The Federal Reserve’s top banking regulator, Michael Barr, said he wants Wall Street banks to start using a standardized approach for assessing credit, operational and trading risks, rather than relying on their own estimates. “The proposed rules would end the practice of relying on banks’ own individual estimates of their own risk and instead use a more transparent and consistent approach,” Barr said of his plans.
Barr explained that after conducting an exhaustive months-long review of the capital levels available to the industry, the authorities have concluded that the current system is sound overall, but a number of changes are needed that would involve requiring additional capital levels from banks to protect against potential future losses. “These changes would increase capital requirements overall, but I want to emphasize that they would primarily increase capital requirements for the largest and most complex banks,” he said.
These measures would apply to banks with more than $100 billion in assets. This would mean extending the requirements to the sector, which until now only applied to banks that operate globally or have $700 billion in assets.
According to Bloomberg, an initial plan could be published as early as this month, but it is likely that the actual changes will not come into effect for months or years. Similarly, the banking industry will also have a chance to have its say. “We intend to consider the comments carefully and any changes would be implemented with an appropriate phase-in,” Barr noted. In addition, the Fed’s Vice Chairman for Supervision has pointed out that most banks already have sufficient capital to meet the new requirements.
Since taking office last year, Barr has been reviewing banks’ capital requirements in order to introduce regulations in line with Basel III, the rules developed in Europe in response to the financial crisis that began in 2008. In fact, capital requirements and supervision levels for banks in the United States have been in the spotlight since the collapse of Silicon Valley Bank last March.
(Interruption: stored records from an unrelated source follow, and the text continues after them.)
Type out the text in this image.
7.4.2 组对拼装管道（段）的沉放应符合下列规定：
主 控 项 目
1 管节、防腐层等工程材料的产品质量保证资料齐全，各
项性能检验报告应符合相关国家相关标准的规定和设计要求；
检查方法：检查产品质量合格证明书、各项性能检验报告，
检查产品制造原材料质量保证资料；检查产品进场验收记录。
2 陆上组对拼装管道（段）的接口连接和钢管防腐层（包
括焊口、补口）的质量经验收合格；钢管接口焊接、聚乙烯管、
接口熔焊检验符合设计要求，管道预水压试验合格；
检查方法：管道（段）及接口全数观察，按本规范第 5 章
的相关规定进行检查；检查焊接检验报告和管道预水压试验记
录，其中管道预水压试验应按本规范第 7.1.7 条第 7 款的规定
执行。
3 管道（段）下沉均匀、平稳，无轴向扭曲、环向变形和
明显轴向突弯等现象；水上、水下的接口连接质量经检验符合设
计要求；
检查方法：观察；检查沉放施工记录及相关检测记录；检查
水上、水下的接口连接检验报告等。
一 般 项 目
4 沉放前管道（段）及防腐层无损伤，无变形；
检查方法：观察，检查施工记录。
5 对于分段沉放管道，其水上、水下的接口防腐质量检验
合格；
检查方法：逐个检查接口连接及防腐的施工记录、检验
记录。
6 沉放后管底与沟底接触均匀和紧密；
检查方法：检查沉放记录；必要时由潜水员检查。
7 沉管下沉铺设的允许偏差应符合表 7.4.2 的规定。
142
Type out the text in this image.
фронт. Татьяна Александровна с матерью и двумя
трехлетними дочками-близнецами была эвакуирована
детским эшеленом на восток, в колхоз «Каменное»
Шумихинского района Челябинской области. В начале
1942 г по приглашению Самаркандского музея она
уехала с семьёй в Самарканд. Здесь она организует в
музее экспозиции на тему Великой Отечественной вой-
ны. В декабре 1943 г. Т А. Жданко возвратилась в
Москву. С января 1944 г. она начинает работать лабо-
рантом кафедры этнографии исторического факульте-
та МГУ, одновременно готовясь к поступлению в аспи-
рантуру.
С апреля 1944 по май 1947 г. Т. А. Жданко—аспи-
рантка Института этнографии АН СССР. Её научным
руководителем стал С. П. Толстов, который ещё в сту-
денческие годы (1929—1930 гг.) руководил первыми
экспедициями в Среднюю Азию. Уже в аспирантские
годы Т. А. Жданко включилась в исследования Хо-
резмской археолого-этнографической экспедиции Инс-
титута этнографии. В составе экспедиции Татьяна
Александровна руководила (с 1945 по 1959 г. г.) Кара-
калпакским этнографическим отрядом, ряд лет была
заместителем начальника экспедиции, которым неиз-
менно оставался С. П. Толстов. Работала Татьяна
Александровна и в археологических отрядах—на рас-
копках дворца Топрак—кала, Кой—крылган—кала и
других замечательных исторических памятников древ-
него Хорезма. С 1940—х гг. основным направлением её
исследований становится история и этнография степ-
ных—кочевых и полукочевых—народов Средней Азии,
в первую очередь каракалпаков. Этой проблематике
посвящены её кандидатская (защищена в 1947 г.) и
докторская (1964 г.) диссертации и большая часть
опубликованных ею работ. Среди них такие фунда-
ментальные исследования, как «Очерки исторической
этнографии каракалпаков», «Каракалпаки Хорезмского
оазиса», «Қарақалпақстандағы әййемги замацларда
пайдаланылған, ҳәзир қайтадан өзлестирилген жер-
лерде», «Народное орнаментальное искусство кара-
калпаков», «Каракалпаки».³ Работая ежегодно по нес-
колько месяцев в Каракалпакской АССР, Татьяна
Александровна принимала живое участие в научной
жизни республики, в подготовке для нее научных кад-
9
In 2018, the U.S. decided to raise the category of systemic bank when an entity had $250 billion in assets (previously that limit was set at $50 billion). This is a key issue, as systemic banks are subject to much more stringent supervision and capital requirements than smaller institutions. Following the failure of SVB and the turmoil in the financial sector in the weeks that followed, a debate arose to expand the perimeter of systemic banks in order to tighten oversight and set more stringent capital requirements to enable institutions to absorb potential losses in the event of a financial crisis.